The pandemic-fueled boom in public listings, mergers and other deals meant that Goldman was en route to a banner year for investment banking, its most profitable ever. Goldman should plow some of those volatile earnings into more durable consumer banking revenues, the thinking went.
“People at the firm including David Solomon were like, `Go, go go!'” said a person with knowledge of the period. “We have all these excess profits, you go create recurring revenues.”
‘Only the beginning’
In April of 2022, the bank widened testing of its checking account to employees, telling staff that it was “only the beginning of what we hope will soon become the primary checking account for tens of millions of customers.”
But as 2022 ground on, it became clear that Goldman was facing a very different environment. The Federal Reserve ended a decade-plus era of cheap money by raising interest rates, casting a pall over capital markets. Among the six biggest American banks, Goldman Sachs was most hurt by the declines, and suddenly Solomon was pushing to cut expenses at Marcus and elsewhere.
Amid leaks that Marcus was hemorrhaging money, Solomon finally decided to pull back sharply on the effort that he had once championed to investors and the media. His checking account would be repurposed for wealth management clients, which would save money on marketing costs.
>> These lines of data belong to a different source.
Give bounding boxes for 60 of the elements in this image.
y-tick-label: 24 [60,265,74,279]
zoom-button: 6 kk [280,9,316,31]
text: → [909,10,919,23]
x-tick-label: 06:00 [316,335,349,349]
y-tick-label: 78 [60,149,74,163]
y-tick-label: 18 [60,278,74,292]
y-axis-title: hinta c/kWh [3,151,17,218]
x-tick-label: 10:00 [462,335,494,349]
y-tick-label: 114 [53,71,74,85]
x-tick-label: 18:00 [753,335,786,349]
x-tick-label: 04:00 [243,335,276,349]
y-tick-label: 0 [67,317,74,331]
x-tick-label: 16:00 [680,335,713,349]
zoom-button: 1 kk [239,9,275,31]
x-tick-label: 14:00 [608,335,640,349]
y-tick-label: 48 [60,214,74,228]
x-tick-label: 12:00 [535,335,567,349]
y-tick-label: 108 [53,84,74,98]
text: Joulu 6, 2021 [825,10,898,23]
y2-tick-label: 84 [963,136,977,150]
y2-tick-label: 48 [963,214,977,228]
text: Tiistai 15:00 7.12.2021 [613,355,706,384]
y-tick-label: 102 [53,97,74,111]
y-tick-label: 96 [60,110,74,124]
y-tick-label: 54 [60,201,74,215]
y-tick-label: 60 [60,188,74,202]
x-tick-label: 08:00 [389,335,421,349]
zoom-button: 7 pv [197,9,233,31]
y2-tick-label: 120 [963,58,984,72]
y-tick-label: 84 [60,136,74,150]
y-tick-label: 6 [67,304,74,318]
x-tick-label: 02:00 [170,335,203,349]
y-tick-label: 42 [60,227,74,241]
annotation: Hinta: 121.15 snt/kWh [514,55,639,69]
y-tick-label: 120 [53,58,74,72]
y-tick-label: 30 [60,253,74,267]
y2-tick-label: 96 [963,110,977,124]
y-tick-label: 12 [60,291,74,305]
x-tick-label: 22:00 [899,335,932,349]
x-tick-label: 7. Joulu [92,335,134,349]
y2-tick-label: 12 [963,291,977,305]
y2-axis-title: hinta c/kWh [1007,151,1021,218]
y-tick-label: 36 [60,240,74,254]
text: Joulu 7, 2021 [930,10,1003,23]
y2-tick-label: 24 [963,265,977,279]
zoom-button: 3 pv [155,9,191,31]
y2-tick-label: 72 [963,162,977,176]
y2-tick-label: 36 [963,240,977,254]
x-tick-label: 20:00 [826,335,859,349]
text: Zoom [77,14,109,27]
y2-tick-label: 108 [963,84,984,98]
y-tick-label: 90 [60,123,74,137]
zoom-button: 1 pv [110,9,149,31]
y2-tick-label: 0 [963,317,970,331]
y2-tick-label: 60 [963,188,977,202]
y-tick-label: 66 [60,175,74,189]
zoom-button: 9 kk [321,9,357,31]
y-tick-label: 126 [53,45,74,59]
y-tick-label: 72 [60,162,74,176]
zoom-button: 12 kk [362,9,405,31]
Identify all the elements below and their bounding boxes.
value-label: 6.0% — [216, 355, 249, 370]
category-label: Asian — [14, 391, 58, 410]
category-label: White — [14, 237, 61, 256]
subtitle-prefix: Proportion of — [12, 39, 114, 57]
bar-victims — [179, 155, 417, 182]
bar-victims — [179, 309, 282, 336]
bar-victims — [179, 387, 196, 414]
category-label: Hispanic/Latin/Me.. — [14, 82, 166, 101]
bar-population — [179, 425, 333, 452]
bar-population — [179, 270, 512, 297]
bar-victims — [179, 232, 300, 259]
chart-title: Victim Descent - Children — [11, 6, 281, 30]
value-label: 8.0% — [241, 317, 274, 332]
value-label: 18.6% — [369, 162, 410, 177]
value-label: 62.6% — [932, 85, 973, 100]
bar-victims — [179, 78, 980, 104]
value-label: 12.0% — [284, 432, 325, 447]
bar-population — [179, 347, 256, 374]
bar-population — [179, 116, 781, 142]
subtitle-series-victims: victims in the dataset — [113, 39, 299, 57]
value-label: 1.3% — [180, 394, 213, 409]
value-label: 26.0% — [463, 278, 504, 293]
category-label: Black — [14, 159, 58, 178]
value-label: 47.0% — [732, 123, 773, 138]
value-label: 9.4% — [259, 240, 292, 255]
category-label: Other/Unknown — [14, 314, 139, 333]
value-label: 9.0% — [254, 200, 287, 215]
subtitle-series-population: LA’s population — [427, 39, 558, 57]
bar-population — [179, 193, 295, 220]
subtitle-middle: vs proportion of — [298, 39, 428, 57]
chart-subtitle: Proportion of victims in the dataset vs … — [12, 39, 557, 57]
Now it is Ismail, who had joined a fintech called One that was backed by Walmart in early 2021, who will be taking on the banking world with a direct-to-consumer digital startup. His former employer Goldman would largely content itself with being a behind-the-scenes player, providing its technology and balance sheet to established brands.
For a company with as much self-regard as Goldman, it would mark a sharp comedown from the vision held by Solomon only months earlier.
“David would say, `We’re building the business for the next 50 years, not for today,'” said one former Goldman insider. “He should’ve listened to his own soundbite.”